Seokjin mendesah pelan, menjawab pernyataan Yoongi meski kini presensi pemuda itu telah menghilang, "Iya, tenang saja. Dia temanmu." Kemudian tersenyum tipis.


Ting!

4 new messages!

Pandangannya teralihkan, kini ia tertuju pada sebuah pesan masuk dari ponsel di sebelah kiri.

20.50 PM

Jimeen.
Hei, Jin.
Semua yang ku katakan benar bukan?

Jimeen.
Mengenai Hoseok.

Jimeen.
Sebaiknya kau dan adikmu berhati-hati.

Jimeen.
Karena mungkin saja, ia akan membahayakan keluargamu.






____________

Yoongi berjalan agak cepat menelusuri trotoar. Malam ini cuaca cukup dingin, ia memasukkan kedua tangan ke dalam hoodie yang dipakai.

Masuk ke dalam toko sembari mengembuskan napas berat. Tak lama rasa hangat mulai menyelimuti tubuhnya.

Jadi, membeli beberapa alat tulis dan camilan, ia lekas menghampiri etalase di mana benda tersebut berada. "Pulpen, penghapus, kertas-"

Pandangan Yoongi terhenti.

Ia mendapati seseorang berdiri tak jauh di sebelah kiri, sedang memilih sesuatu sebelum akhirnya tersadar akan tatapan sepasang mata mengarah padanya.

"Hoseok?" Yoongi sedikit bergumam. Sementara pemuda itu terkejut dan datang menghampiri dengan senyum pun langkah besar.

"Hai, Yoon." Sapa Hoseok, ia nampak senang bisa bertemu dengan teman dekatnya.

Sedang Yoongi hanya membalas canggung, pun pandangan tidak fokus pada sang lawan bicara-menghindari kontak mata.

"Kau membeli apa?" Ia sedikit mengintip barang bawaan Yoongi, kemudian melanjutkan, "Ah ... Alat tulis, ya? Wah, jadi teringat buku catatanku di rumah sudah habis. Sepertinya, aku harus beli." Kemudian mengambil barang yang dimaksud tepat di sebelah kanan Yoongi.

"Sudah?" Ucap Yoongi beberapa detik kemudian. Ia berusaha untuk tidak terlihat mencurigakan sama sekali, terlebih, semua ini masihlah tabu. Tak bisa seenak jidat mengatakan pada Hoseok seperti 'Hei, makhluk pluto! Kau stalker ya?!'

Jadi, tindakan Yoongi saat ini adalah; bersikap sewajarnya pada Hoseok sebelum semua bukti terlihat sangat jelas.

Hoseok terangguk, "Iya, ayo ... Kita pulang."

Menaikkan kedua alis dan terangguk mantap, Yoongi lantas pergi terlebih dahulu, meninggalkan Hoseok beberapa langkah di belakang.

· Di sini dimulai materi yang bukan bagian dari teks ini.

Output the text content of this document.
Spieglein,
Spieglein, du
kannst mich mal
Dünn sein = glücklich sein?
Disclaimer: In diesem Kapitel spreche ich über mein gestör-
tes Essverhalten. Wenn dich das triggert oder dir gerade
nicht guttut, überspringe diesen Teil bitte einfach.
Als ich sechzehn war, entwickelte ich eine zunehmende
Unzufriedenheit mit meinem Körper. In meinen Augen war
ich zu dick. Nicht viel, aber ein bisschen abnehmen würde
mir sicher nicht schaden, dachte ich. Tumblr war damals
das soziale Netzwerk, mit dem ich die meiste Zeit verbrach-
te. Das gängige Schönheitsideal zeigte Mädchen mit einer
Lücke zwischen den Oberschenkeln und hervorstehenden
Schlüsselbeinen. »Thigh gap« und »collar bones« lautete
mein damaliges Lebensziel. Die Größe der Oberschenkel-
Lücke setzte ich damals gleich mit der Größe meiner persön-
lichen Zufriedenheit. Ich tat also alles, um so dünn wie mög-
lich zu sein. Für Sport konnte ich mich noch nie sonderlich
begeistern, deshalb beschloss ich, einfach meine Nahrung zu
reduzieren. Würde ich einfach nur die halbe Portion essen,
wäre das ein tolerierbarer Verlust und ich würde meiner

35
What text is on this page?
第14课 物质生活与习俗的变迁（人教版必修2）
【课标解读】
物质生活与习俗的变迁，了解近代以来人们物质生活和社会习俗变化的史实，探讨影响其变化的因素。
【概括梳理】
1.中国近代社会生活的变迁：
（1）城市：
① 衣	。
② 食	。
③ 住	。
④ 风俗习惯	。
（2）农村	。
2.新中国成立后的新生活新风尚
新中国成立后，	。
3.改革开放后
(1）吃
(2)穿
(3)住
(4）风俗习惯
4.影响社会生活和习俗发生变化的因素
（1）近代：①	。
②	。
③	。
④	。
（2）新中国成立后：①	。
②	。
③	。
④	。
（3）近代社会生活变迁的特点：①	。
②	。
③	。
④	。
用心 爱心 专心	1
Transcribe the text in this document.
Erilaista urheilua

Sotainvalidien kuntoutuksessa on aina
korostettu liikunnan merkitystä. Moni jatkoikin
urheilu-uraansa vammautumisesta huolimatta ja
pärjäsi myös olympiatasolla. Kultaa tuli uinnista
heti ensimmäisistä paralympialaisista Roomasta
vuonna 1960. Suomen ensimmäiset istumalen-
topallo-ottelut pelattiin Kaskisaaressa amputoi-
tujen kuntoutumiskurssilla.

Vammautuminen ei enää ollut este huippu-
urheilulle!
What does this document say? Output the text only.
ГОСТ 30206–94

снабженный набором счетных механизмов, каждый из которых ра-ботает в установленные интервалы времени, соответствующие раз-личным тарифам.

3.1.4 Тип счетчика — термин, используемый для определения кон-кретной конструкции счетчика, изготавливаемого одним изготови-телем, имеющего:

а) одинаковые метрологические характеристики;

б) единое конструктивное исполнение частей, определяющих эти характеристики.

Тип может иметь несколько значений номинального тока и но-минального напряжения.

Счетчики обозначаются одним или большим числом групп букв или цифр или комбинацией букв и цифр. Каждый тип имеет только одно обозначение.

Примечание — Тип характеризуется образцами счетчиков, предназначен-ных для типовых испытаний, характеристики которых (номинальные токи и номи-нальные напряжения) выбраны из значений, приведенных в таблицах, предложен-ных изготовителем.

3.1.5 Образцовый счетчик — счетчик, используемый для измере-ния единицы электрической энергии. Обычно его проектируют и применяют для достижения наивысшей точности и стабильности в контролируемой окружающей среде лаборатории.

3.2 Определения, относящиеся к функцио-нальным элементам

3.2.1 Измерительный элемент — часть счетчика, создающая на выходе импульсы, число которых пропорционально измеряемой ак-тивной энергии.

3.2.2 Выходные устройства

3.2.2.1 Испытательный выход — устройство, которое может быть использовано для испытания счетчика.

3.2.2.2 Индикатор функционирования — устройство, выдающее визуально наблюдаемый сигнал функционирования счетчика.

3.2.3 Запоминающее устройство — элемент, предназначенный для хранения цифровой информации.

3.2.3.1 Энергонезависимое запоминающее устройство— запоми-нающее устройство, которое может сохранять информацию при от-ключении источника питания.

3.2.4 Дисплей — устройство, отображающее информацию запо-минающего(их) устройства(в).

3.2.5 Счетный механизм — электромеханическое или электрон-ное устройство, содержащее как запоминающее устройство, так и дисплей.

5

"Ngomong-ngomong, Hoseok." Yoongi kembali membuka pembicaraan di depan pintu toko. Ia berbalik, menatap yakin sahabatnya itu.

Sedikit menarik napas perlahan, ia melanjutkan, "Aku percaya padamu." Sembari tersenyum tipis, tak lupa dengan sebuah tepukan di bahu kanannya.

"Aku pulang duluan. Hati-hati, Hoseok ...." Lantas ia berbalik, hendak pergi membiarkan Hoseok mematung beserta pikiran rumitnya.

Si pemuda hanya mengernyit heran, hendak melayangkan pertanyaan pada Yoongi sebelum pada akhirnya terpotong oleh sosok wanita di hadapan mereka.

Sontak, kalimat yang terlontar dari Hoseok adalah; "Siapa itu? Yoon?" Hoseok mempertanyakan kehadiran wanita tersebut yang disambut hangat oleh Yoongi.

"Ah, ini Nyonya Song."

"Senang bertemu denganmu, Jung Hoseok."

Tercenung beberapa detik, Yoongi terheran setelahnya, "Tunggu, Nyonya mengenal Hoseok? Sejak kapan?"

Nyonya Song tersenyum, "Sejak dulu ... Aku pernah mengasuhnya, dan tak kusangka ia jadi temanmu, Yoon. Dunia ini sempit ya?" Kemudian terkekeh ringan. Sedangkan lelaki yang dimaksud hanya membalas ala kadarnya.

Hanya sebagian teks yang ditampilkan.